Antoine, l'ex-professeur néo-rural, est davantage ou tout autant victime de son ego un tantinet mégalo-parano (totale assurance sur ses convictions et total manque de sens de l'humour) que de ses préjugés sociaux. A plusieurs reprises, le scénario lui offre des chances de sortie du conflit qui l'oppose à ses voisins paysans. Il les repousse par sa personnalité psycho-rigide et son comportement méprisant et trop sûr de lui.

Inversement, ses deux voisins, les vieux célibataires Xan et Lorenzo, ne se réduisent pas à l'archétype de "fachos" : s'ils sont bien représentatifs d'une misère rurale profonde que nous avons pu côtoyer, ils sont très conscients de cela et veulent en sortir. Le projet de Xan de faire le taxi à mi-temps en ville avec son frère pour permettre à sa mère de 73 ans de ne plus travailler, grâce à l'argent des éoliennes, n'a rien de fasciste. Leur ressentiment est nourri par l'intransigeance et le manque d'écoute d'Antoine.

Quant aux autres personnages, ils ne sont pas non plus traités sous le mode des archétypes sociaux, mais comme des personnes : Breixo, le vieux berger, en quasi-mentor de ce couple néo-rural, Pépino, le voisin sympathique, en compagnon de travail.

Car tous ces personnages ont aussi un point commun : ils travaillent comme des brutes. La beauté des paysages apparaît, avec justesse, et sans démonstration excessive, comme une compensation à ce labeur incessant.

Reste à parler de la place des femmes dans ce film. Avec bien sûr le personnage principal, Olga, épouse d'Antoine, mais aussi leur fille, restée en France, et qui vient périodiquement leur rendre visite.
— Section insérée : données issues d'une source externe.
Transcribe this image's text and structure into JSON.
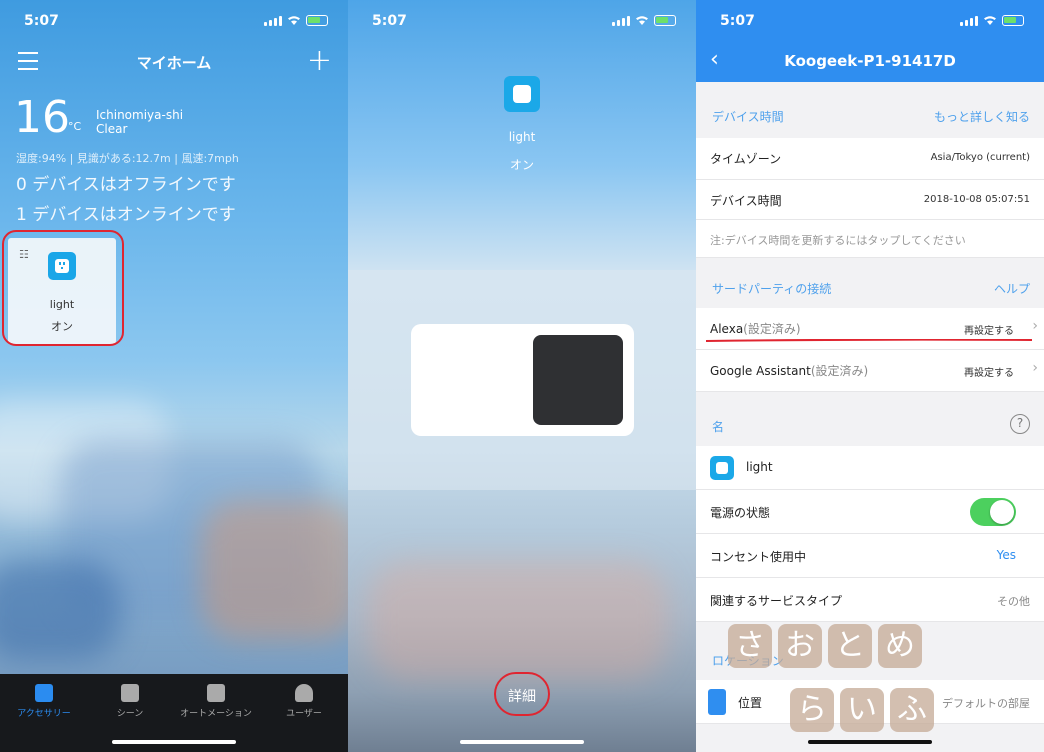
{
  "status_time": "5:07",
  "panel1": {
    "title": "マイホーム",
    "temperature": "16",
    "temp_unit": "°C",
    "city": "Ichinomiya-shi",
    "condition": "Clear",
    "weather_details": "湿度:94% | 見識がある:12.7m | 風速:7mph",
    "offline_line": "0 デバイスはオフラインです",
    "online_line": "1 デバイスはオンラインです",
    "device": {
      "name": "light",
      "state": "オン"
    },
    "tabs": [
      {
        "label": "アクセサリー",
        "active": true,
        "icon": "home-icon"
      },
      {
        "label": "シーン",
        "active": false,
        "icon": "grid-icon"
      },
      {
        "label": "オートメーション",
        "active": false,
        "icon": "automation-icon"
      },
      {
        "label": "ユーザー",
        "active": false,
        "icon": "user-icon"
      }
    ]
  },
  "panel2": {
    "device_name": "light",
    "device_state": "オン",
    "detail_label": "詳細"
  },
  "panel3": {
    "title": "Koogeek-P1-91417D",
    "section_device_time": {
      "label": "デバイス時間",
      "action": "もっと詳しく知る"
    },
    "timezone": {
      "label": "タイムゾーン",
      "value": "Asia/Tokyo (current)"
    },
    "device_time": {
      "label": "デバイス時間",
      "value": "2018-10-08 05:07:51"
    },
    "time_note": "注:デバイス時間を更新するにはタップしてください",
    "section_third_party": {
      "label": "サードパーティの接続",
      "action": "ヘルプ"
    },
    "alexa": {
      "label": "Alexa",
      "suffix": "(設定済み)",
      "action": "再設定する"
    },
    "google": {
      "label": "Google Assistant",
      "suffix": "(設定済み)",
      "action": "再設定する"
    },
    "section_name": {
      "label": "名",
      "help": "?"
    },
    "device_name": "light",
    "power": {
      "label": "電源の状態",
      "on": true
    },
    "outlet_in_use": {
      "label": "コンセント使用中",
      "value": "Yes"
    },
    "service_type": {
      "label": "関連するサービスタイプ",
      "value": "その他"
    },
    "section_location": {
      "label": "ロケーション"
    },
    "location": {
      "label": "位置",
      "value": "デフォルトの部屋"
    }
  },
  "watermark": {
    "row1": [
      "さ",
      "お",
      "と",
      "め"
    ],
    "row2": [
      "ら",
      "い",
      "ふ"
    ]
  },
  "colors": {
    "accent": "#2f8ef0",
    "switch_on": "#4cd05e",
    "annotation": "#e02530"
  }
}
Et enfin la vieille mère de Xan et Lorenzo. Elles apparaissent comme les temporisatrices, impuissantes à conjurer la violence des hommes, et comme les justicières qui leur demandent des comptes. A ce titre, le film mériterait, plus que le qualificatif de thriller métaphysique, celui de drame féministe.

Au total, un grand film, qui mérite son succès.